Ensuring continued care is critical, and the VA will have to hold up its end, Chwat said.
“Making sure we have the follow-on treatment is crucial to the success and we are going to need the VA for that,” he said. “It is the piece of this that keeps me up at night.”
Participating in the network: Emory Healthcare’s Veterans Program in Atlanta, the Home Base Program at Massachusetts General in Boston, Operation Mend at UCLA Health in Los Angeles and the Road Home Program at Rush University Medical Center in Chicago.
The project is just one of the ways the VA is turning toward the private sector to help meet growing demand. Late last week, under legislative mandate, the agency presented a long-term plan to Congress to expand the Veterans Choice program that would allow more veterans to seek care privately. The plan is not immediate, and would require congressional approval and funding, but, if implemented, would ultimately give more VA patients access to private care.
The idea is to enhance partnerships between the VA and private providers, said Dr. David Shulkin, the VA’s undersecretary of health.
“Streamlining processes, finding greater efficiencies and enhancing the way VA partners with other federal agencies, academic affiliates and community providers will allow veterans to receive health benefits where and when they need them,” Shulkin said in a statement.
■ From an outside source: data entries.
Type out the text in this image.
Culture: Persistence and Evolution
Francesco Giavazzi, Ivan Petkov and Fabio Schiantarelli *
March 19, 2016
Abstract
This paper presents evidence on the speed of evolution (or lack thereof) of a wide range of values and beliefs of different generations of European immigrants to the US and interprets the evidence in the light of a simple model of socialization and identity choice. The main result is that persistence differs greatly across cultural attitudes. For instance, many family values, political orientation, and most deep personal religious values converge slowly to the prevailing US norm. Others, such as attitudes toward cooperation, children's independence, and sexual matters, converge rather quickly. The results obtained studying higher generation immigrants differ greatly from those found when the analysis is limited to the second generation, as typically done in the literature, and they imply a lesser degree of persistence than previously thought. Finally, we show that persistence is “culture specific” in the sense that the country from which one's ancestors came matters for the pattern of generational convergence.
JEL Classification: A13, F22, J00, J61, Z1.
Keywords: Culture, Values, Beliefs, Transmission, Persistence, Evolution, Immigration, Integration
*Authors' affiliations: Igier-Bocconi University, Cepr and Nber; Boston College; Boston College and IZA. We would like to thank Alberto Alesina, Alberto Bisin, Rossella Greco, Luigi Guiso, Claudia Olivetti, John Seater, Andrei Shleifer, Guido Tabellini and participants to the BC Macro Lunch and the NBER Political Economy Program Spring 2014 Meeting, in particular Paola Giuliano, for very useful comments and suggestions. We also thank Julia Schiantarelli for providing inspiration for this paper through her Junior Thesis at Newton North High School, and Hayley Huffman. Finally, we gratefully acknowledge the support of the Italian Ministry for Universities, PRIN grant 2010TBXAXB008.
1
But while a federal program could take months or years to put in motion, the private Warrior Care Network was first announced in June and is slated to launch in 2016. WWP is contributing $15 million in three years to each of the institutions with a matching grant of $7.5 million from each hospital’s program.
With an additional $10 million, the charity brought in consultants from the accounting firm Ernst & Young to help create the infrastructure for the network to capture data and ensure that information is uniformly documented.
Dr. Barbara Rothbaum, director of the Trauma and Anxiety Recovery Program at Emory University School of Medicine, said creating these programs with four centers across the country that can study the results and learn from each other is an exciting model for “evidence-based” treatment for veterans.
Rothbaum, a professor in psychiatry and an expert on PTSD, said the center at Emory has seen strong results with a course of treatment known as prolonged imaginal exposure memory therapy in which a sufferer reviews the traumatic incident in full repeatedly until it no longer is haunting.
The network will depend a lot on cooperation with the VA system “and it should,” she said. “It has a lot to offer.”
Rothbaum said she was less concerned about the pitfalls of VA care, because her program taps into a lot of other networks where people can get help. For example, she said Emory was in talks with the YMCA to work with vets after they come out of the program, because the YMCA has locations all over the country. She also envisions training outside clinicians in the techniques of prolonged exposure.
“We are starting where we are, but we are looking to build a national network to give treatments that have been shown to work,” Rothbaum said.